HER2: Negative = 0, Positive = +1

Ki-67 (%): <10 = 0, 10–20 = 1, 21–30 = 2, >30 = 3

Full Description

Clinical-pathologic factors strongly influence breast cancer recurrence risk. Tumor size, nodal involvement, grade, proliferative index, hormone receptor status, and HER2 expression are core determinants of adjuvant therapy planning. This calculator synthesizes these variables to highlight low, intermediate, or high risk scenarios. Final treatment decisions should integrate genomic risk assays (e.g., Oncotype DX, MammaPrint), patient preferences, comorbidities, and guideline recommendations.

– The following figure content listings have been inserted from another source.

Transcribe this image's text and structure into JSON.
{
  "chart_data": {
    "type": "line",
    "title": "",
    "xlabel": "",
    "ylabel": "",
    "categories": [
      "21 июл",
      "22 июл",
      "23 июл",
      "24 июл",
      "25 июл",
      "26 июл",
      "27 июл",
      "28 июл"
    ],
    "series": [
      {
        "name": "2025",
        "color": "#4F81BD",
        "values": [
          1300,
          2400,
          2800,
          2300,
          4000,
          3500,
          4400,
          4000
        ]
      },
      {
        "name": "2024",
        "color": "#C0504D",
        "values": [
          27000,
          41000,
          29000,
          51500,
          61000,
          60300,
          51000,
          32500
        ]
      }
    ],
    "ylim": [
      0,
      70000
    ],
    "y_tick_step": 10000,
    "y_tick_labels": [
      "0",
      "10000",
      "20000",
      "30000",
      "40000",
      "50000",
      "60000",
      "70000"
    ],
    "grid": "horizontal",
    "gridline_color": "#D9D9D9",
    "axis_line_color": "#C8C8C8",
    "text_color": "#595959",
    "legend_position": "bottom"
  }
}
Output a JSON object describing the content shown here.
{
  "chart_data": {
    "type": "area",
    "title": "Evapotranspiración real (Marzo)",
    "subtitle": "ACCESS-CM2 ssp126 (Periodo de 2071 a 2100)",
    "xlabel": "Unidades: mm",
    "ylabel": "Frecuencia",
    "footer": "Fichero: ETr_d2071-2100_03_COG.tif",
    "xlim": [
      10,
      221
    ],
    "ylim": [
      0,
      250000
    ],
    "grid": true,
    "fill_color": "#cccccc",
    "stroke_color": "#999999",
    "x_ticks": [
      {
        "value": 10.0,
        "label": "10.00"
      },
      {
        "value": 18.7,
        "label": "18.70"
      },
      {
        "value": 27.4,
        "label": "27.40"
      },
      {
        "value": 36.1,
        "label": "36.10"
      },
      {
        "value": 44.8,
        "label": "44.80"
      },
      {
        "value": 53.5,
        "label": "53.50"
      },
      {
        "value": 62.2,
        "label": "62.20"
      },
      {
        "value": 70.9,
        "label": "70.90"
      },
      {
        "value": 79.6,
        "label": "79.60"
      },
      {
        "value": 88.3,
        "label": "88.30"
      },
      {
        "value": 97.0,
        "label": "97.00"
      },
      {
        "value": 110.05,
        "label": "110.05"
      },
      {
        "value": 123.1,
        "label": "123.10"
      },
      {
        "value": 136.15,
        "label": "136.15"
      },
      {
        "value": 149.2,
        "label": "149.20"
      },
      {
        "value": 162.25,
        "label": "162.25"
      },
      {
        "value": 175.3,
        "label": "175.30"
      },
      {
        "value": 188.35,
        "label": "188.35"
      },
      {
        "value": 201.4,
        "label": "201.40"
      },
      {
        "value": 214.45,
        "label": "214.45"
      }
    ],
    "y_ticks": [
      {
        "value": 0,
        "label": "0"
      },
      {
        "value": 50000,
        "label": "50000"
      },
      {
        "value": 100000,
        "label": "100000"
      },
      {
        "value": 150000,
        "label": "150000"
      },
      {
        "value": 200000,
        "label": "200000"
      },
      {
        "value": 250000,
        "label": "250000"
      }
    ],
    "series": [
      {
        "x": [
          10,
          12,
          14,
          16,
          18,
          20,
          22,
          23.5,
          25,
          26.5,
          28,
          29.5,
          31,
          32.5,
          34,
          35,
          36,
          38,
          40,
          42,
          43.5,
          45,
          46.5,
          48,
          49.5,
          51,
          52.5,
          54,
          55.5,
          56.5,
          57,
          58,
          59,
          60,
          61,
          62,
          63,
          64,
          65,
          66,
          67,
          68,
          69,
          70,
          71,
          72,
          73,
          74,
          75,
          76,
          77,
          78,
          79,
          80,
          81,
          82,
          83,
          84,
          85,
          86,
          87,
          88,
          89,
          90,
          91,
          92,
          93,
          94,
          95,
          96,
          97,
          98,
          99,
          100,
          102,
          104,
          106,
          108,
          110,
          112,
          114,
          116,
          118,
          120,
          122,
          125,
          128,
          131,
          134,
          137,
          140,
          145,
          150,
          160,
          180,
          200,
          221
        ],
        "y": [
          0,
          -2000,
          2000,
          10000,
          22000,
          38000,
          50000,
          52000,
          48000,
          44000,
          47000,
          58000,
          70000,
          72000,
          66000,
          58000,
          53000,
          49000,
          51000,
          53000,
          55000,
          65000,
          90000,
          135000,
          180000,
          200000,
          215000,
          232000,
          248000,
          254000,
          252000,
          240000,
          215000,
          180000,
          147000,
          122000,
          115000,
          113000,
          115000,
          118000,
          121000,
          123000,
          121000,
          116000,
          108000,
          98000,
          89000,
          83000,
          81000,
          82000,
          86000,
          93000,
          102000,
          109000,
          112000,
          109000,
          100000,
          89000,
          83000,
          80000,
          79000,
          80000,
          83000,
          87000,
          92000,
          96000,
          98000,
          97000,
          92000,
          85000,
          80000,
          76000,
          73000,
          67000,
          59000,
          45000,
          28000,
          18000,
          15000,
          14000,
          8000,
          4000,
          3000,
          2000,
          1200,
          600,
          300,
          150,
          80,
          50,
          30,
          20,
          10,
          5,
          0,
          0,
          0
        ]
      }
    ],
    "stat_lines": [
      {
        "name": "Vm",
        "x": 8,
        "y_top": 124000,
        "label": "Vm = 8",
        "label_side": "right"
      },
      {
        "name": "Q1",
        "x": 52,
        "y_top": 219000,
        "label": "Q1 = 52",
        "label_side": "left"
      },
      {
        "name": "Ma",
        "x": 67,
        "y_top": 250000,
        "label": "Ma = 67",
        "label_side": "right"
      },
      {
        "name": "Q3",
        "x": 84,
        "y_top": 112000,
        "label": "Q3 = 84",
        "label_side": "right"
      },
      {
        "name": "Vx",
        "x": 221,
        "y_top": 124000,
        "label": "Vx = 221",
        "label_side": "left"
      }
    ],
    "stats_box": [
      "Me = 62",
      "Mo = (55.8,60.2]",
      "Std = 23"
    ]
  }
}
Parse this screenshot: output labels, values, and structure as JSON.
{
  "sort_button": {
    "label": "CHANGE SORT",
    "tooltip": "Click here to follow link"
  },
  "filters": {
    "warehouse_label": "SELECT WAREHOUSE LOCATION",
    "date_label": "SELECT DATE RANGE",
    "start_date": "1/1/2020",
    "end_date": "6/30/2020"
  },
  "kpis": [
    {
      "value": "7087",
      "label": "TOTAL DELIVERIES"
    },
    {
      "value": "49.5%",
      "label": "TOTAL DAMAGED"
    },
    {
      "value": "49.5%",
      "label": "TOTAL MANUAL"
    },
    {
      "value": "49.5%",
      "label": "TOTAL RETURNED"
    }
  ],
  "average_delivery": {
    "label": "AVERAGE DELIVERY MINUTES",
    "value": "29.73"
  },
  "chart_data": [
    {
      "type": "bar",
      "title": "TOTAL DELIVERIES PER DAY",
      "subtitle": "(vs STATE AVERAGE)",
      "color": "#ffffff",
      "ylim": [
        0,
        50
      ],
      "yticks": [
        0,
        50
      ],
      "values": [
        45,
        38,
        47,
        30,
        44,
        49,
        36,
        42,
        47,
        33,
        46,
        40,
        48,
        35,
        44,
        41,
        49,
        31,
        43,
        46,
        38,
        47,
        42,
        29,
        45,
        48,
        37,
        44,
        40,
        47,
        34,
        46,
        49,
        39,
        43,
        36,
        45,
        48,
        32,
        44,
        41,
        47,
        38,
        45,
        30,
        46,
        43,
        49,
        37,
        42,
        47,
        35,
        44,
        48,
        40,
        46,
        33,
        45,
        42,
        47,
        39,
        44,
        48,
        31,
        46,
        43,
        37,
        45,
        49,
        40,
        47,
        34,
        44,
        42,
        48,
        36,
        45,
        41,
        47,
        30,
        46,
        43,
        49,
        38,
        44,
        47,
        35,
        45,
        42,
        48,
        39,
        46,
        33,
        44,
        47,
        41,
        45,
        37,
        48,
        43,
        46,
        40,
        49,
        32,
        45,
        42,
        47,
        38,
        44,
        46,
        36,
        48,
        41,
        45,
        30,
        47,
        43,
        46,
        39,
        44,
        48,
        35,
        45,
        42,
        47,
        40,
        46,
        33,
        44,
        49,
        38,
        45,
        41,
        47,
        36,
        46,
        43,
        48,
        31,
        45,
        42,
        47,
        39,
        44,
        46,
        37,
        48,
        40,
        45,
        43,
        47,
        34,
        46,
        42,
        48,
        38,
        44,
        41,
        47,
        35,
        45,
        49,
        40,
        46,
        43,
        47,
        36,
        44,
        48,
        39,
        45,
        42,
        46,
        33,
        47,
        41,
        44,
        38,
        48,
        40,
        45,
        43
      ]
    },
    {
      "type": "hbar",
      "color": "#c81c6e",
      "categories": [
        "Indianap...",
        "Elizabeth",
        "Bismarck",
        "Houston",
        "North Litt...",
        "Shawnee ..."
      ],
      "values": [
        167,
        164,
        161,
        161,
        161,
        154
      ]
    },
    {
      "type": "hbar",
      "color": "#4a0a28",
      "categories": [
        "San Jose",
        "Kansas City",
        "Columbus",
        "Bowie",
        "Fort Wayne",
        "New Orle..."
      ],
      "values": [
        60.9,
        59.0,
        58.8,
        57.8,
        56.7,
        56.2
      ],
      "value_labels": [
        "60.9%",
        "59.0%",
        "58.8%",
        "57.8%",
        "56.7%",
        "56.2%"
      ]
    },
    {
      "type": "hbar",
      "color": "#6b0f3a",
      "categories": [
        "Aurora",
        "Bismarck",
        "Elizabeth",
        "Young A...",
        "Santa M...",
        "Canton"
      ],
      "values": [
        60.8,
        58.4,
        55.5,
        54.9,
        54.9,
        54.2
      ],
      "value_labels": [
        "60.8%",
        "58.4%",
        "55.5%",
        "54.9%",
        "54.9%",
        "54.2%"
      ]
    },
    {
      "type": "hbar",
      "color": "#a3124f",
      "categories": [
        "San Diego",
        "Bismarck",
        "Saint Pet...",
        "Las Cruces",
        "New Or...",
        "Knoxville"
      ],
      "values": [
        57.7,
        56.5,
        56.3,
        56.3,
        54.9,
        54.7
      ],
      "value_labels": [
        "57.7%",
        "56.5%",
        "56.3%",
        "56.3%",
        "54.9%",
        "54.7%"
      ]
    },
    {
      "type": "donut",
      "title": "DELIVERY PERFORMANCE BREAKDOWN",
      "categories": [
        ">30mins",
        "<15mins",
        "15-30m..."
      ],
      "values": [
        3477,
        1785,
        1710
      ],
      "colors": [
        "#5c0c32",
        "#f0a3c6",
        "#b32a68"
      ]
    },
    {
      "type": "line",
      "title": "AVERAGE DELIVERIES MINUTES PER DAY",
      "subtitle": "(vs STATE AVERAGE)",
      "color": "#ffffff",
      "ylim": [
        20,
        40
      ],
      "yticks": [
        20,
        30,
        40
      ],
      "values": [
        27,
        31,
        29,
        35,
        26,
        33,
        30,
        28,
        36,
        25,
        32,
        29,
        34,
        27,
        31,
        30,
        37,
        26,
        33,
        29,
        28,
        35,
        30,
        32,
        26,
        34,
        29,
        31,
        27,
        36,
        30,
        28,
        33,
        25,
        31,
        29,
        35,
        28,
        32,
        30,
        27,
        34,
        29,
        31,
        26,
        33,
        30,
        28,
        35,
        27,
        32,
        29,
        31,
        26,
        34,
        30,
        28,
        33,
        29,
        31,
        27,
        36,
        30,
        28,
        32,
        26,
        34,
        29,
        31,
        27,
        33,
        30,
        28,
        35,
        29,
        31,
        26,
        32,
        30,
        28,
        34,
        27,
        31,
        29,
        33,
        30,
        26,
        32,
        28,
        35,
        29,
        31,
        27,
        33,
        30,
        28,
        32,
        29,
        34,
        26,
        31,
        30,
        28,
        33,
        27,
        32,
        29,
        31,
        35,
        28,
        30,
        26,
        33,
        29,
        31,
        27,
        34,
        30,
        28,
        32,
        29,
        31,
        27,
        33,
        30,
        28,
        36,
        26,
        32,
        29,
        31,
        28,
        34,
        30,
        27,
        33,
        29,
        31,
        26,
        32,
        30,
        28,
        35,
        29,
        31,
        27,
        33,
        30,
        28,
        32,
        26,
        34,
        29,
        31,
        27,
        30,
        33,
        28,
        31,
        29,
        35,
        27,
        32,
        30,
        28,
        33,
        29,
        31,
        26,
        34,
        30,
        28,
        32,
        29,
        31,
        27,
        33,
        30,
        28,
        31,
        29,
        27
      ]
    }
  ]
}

Frequently Asked Questions

Does this replace genomic assays?

No. Genomic tests provide validated recurrence probabilities. Use this calculator as a complementary clinical assessment.

How should triple-negative cancers be handled?

Triple-negative status generally results in higher scores due to hormone receptor negativity and high Ki-67. Systemic chemotherapy is standard.

What about premenopausal vs postmenopausal patients?

Age and hormone status account for some differences. Additional risk modifiers (e.g., ovarian suppression) require individualized evaluation.

Can I use this for metastatic disease?

No. This tool is intended for early-stage, surgically resected disease when assessing adjuvant therapy considerations.